DIRTY BUSINESS

I'm clean, Jhanda says over gold scam

He and Senator Wetang'ula have been fingered as persons of interest in the saga

In Summary

• Jhanda says his name is being dragged into shady businesses deals he has nothing to do with.

• Kisii politician has been identified as having played a key role in the scam.

Politician Zaheer Jhanda
Politician Zaheer Jhanda
Image: ANGWENYI GICHANA

One of the key suspects in the fake gold scandal rocking the country, Zaheer Jhanda, has again distanced himself from the scam, saying he is a clean man.

"Somebody is trying to link me to some dirty business which I have no information about," said Jhanda at Keumbu in Kisii on Sunday.

Jhanda, who unsuccessfully vied for Nyaribari Chache seat on a Wiper ticket, said it was all fabrication.

 

It was the first time he was defending himself in his political turf against the string of accusations appearing to put him and Bungoma Senator Moses Wetang'ula at the centre of the dubious gold transactions with a businessman from United  Arab Emirates, Ali Zandi.

The Dubai royal family member is said to have lost Sh400 million in the suspect deal. The DCI raided an upscale Nairobi neighbourhood and seized boxes containing fake gold.

Wetangula and Jhand  have been fingered as persons of interest in the saga that has since sucked in Interior CS Fred Matiang'i and ODM leader Raila Odinga.

On Friday, while attending a burial in Kisii, Odinga  said he was only a whistleblower of the suspicious deal after the UAE royal family reached out to him.

He also exonerated Matiang'i and the President from illicit dealings with Zandi.

He spoke of a fake Matiang'i whose identity is still under wraps and whom detectives are looking for in the long winding search for justice for the conned royal family.

But speaking  when he toured a children's home in Keumbu, Jhanda said he was a but a clean man whose name was being dragged into shady businesses deals he has nothing to do with.

 

"This is something I don't have any connection with at all. I am a clean man," he told journalists at the orphanage where he donated Sh100,000.

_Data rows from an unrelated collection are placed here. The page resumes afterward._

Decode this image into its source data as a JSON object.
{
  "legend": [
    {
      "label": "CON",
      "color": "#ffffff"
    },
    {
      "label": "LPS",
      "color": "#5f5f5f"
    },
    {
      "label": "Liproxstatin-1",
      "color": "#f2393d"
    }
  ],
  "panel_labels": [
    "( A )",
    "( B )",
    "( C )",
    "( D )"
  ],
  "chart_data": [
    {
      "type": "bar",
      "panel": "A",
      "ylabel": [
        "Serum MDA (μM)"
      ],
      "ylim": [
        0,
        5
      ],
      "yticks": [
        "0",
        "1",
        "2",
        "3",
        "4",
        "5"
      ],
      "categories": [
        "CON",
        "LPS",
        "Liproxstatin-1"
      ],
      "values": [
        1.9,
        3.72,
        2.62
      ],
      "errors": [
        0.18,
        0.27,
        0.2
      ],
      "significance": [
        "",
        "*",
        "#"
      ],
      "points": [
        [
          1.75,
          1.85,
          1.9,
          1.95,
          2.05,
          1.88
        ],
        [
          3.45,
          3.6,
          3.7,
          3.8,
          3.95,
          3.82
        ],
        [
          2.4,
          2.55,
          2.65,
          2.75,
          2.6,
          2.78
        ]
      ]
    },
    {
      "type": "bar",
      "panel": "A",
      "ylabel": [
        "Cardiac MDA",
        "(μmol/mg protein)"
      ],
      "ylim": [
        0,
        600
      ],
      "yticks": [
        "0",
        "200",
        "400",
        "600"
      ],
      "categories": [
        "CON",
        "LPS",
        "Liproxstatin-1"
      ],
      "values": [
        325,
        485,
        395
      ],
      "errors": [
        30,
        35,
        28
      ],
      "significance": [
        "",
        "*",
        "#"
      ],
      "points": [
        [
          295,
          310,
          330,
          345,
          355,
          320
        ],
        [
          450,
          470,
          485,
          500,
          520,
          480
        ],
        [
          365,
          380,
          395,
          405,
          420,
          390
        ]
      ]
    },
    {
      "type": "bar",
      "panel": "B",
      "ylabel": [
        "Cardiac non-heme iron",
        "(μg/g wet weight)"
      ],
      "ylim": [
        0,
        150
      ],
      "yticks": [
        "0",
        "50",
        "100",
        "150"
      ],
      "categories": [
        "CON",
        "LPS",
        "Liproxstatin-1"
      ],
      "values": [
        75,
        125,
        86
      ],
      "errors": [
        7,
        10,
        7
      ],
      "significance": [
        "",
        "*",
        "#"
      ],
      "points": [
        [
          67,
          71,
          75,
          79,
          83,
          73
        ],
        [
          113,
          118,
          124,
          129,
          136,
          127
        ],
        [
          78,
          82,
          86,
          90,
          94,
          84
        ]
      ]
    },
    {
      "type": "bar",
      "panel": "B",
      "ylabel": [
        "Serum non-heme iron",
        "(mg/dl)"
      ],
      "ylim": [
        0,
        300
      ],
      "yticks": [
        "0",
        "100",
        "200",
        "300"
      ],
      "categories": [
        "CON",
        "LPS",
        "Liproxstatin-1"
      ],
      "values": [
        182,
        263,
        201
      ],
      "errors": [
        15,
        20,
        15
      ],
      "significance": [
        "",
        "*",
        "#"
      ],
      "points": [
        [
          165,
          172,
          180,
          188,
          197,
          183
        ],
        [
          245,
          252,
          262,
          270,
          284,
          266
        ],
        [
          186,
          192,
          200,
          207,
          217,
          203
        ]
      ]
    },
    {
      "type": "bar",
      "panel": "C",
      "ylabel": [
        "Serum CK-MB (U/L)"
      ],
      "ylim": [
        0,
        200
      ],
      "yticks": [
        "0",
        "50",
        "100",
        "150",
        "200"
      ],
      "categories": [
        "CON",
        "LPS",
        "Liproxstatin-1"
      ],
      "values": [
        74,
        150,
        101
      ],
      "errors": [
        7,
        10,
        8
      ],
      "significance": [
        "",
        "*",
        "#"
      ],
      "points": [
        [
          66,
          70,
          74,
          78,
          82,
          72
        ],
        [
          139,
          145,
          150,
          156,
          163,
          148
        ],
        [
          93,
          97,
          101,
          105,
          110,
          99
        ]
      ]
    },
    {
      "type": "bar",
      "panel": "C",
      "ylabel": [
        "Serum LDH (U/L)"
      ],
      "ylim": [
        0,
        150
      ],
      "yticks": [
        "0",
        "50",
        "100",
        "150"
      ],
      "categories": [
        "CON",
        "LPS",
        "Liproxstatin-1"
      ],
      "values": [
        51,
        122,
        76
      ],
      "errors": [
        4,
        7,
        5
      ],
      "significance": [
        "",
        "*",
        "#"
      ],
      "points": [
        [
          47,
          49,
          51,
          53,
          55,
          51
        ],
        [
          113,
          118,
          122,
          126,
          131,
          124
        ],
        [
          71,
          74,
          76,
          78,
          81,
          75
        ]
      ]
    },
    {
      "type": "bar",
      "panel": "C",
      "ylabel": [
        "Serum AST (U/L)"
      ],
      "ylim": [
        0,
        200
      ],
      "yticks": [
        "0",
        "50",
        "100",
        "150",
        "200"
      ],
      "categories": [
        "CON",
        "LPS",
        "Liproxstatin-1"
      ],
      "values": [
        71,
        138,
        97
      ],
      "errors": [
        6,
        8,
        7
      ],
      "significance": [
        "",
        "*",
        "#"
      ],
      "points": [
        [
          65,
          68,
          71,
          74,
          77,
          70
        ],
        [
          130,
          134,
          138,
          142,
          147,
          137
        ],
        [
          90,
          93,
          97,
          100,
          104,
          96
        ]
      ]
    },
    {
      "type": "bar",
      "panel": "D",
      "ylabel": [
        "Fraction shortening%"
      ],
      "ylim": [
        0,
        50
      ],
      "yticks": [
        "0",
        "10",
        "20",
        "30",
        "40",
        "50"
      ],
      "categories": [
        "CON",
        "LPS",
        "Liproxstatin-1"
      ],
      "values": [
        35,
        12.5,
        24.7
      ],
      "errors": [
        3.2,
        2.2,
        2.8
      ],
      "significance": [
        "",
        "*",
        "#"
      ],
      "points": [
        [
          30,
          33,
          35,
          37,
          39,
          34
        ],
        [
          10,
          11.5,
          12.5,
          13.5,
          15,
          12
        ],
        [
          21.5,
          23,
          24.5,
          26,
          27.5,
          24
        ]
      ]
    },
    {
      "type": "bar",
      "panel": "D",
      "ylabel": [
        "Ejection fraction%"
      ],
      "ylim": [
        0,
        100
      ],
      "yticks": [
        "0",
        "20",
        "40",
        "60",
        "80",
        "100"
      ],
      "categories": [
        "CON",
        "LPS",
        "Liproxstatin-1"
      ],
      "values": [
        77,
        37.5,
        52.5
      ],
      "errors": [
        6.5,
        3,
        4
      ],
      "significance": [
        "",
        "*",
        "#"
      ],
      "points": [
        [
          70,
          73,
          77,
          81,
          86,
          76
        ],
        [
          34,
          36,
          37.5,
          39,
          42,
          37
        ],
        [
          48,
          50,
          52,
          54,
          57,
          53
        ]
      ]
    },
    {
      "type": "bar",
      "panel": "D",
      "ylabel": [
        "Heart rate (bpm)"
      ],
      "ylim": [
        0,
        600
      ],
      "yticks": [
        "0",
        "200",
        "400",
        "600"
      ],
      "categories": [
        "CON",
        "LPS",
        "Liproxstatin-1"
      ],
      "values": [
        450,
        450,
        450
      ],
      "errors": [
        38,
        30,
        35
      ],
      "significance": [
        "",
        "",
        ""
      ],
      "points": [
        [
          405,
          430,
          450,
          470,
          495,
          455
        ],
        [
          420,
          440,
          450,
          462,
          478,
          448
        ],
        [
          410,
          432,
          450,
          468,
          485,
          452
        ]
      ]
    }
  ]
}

Since the news of the scandal surfaced a fortnight ago, legislators allied to Deputy President William Ruto have been calling for the sacking of Matiang'i whose name and those of  Raila Odinga and the President were invoked by a person suspected to be Wetang'ula in a leaked phone call that has since gone viral.

DCI boss George Kinoti has promised to unravel the matter.

But a week since he vowed to go for the master minds, no big fish has been seized.

Meanwhile, the victim of the con game, Ali Zandi, says he will take nothing less than the gold he paid for.

Zandi is the nephew of Sheikh Mohammad bin Rashid Al Maktoum, the Emir (ruler) of the UAE.

Reports that the Emir had personally sought the intervention of President Kenyatta and Raila raised the stakes on the scandal.

On Friday, Odinga said he visited Dubai on the invitation of the royal family regarding the illicit fake gold deal before he blew the whistle sparking action by security agents.

Politician Jhanda, who has been identified as having played a key role in the scam, has not presented himself to the Directorate of Criminal Investigations.

He has said he has not received any summons to appear before any investigative agency.

“Nobody has called me. The DCI has not summoned me. I’ve heard my name mentioned and as a law-abiding citizen of this nation, I’ll go to see the DCI,” he told journalists in Nairobi last week.

“I’ll present myself and I’m ready to be questioned. I’ll go and talk to them and shed any kind of light they’d want me to shed.”